Rethinking the "Free Market"
The Democratic case for breaking up tech monopolies, redesigning our patent system, and simplifying our corporate tax code.
Our free market isn’t as free as advertised. Pollster Stefan Hankin is back with another modest proposal, this time making the Democratic case for breaking up tech monopolies, redesigning our patent system, and simplifying our corporate tax code. What’ll that get you? More jobs, more innovation, and fewer patent trolls gaming the system.
by Stefan Hankin
A free market is integral to the American economy because it promotes innovation, competition, and is in line with American values and priorities as a free country where it is theoretically possible for anyone with a good product to build a good business. Epitomized by the concept of the American Dream, these ideals are arguably what has made the American private sector so successful around the globe. However, over the course of the last few decades, our free market has rapidly deteriorated and is now practically nonexistent.

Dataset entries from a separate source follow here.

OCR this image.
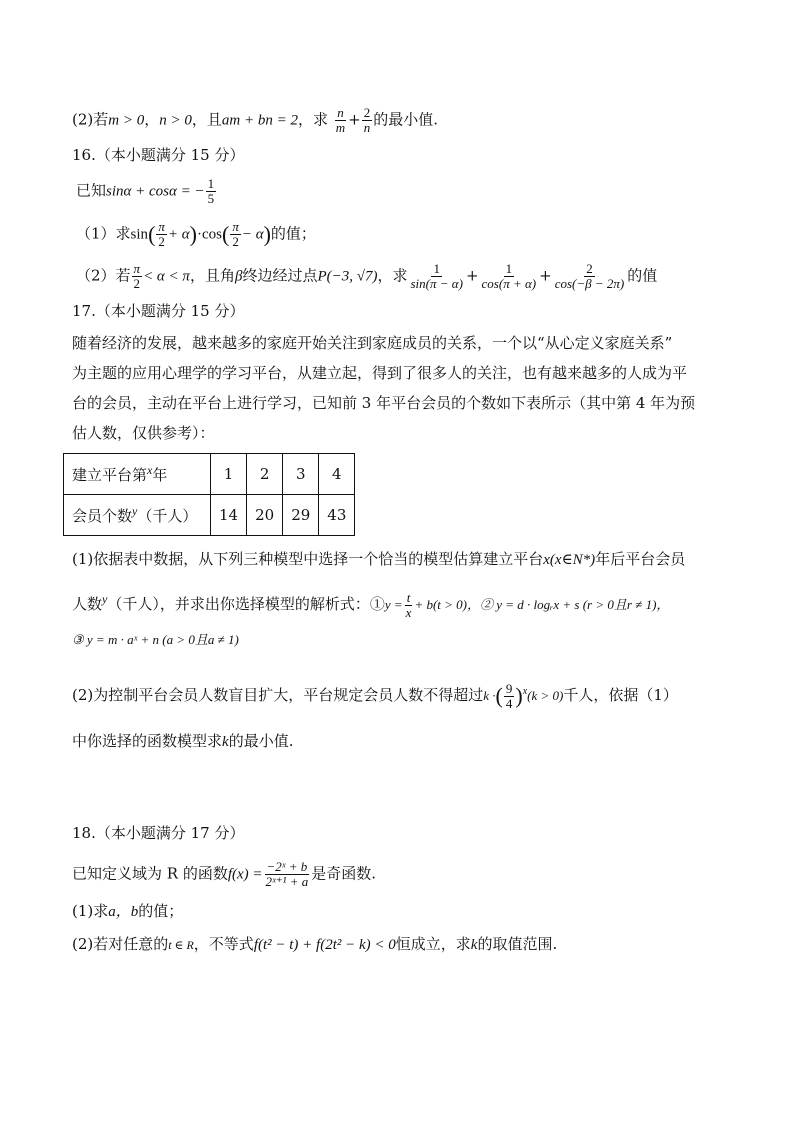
(2)若m > 0，n > 0，且am + bn = 2，求 $\frac{n}{m} + \frac{2}{n}$ 的最小值.
16.（本小题满分 15 分）
已知sinα + cosα = − $\frac{1}{5}$
（1）求$\sin( \frac{\pi}{2} + \alpha)\cdot\cos( \frac{\pi}{2} - \alpha)$的值；
（2）若 $\frac{\pi}{2} < \alpha < \pi$，且角β终边经过点P(−3, √7)，求 $\frac{1}{\sin(\pi - \alpha)} + \frac{1}{\cos(\pi + \alpha)} + \frac{2}{\cos(-\beta - 2\pi)}$ 的值
17.（本小题满分 15 分）
随着经济的发展，越来越多的家庭开始关注到家庭成员的关系，一个以“从心定义家庭关系”
为主题的应用心理学的学习平台，从建立起，得到了很多人的关注，也有越来越多的人成为平
台的会员，主动在平台上进行学习，已知前 3 年平台会员的个数如下表所示（其中第 4 年为预
估人数，仅供参考）：
建立平台第$^x$年	1	2	3	4
会员个数$^y$（千人）	14	20	29	43
(1)依据表中数据，从下列三种模型中选择一个恰当的模型估算建立平台x(x∈N*)年后平台会员
人数$^y$（千人），并求出你选择模型的解析式：①y = $\frac{t}{x} + b(t > 0)$，② y = d · logᵣx + s (r > 0且r ≠ 1)，
③ y = m · aˣ + n (a > 0且a ≠ 1)
(2)为控制平台会员人数盲目扩大，平台规定会员人数不得超过k ·( $\frac{9}{4} )^x(k > 0)$千人，依据（1）
中你选择的函数模型求k的最小值.
18.（本小题满分 17 分）
已知定义域为 R 的函数$f(x) = \frac{\text{−2ˣ + b}}{\text{2ˣ⁺¹ + a}}$ 是奇函数.
(1)求a，b的值；
(2)若对任意的t ∈ R，不等式f(t² − t) + f(2t² − k) < 0恒成立，求k的取值范围.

What we have is a marketplace that is open in the most basic this-is-definitely-not-the-USSR type of way, but in reality it is severely closed for people who were not in the door first or who do not have access to large amounts of capital. The auspicious handful of businesses who happened to be the first to commercialize a desired product can make up for a lack of capital by quickly seizing control of the market. Either way, big businesses have no interest in making the “free market” more free. This is especially true in the technology industry where a few companies have come up with great, even revolutionary products but after their initial success, have done everything possible to shut down their competition and expand their reach. As Jeff Bezos has said, “Your margin is my opportunity.” Translation: I see you, I’m coming for you, but don’t worry, you’ll see me coming. Jeff Bezos eats small businesses for breakfast, and he is not the only one.
In addition to suffocating innovation, technology companies today wield an unprecedented amount of power and are only reluctantly starting to reflect on their hegemonic status. It is with occasional and minimal acceptance from a handful of GOP lawmakers that Democrats continue to lead the desperately needed antitrust charge in the tech industry and elsewhere. The important questions about technology companies are deeply intertwined with questions about the economy (and national security for that matter). Sadly, as evidenced by past congressional hearings, the majority of Senators miss this point completely.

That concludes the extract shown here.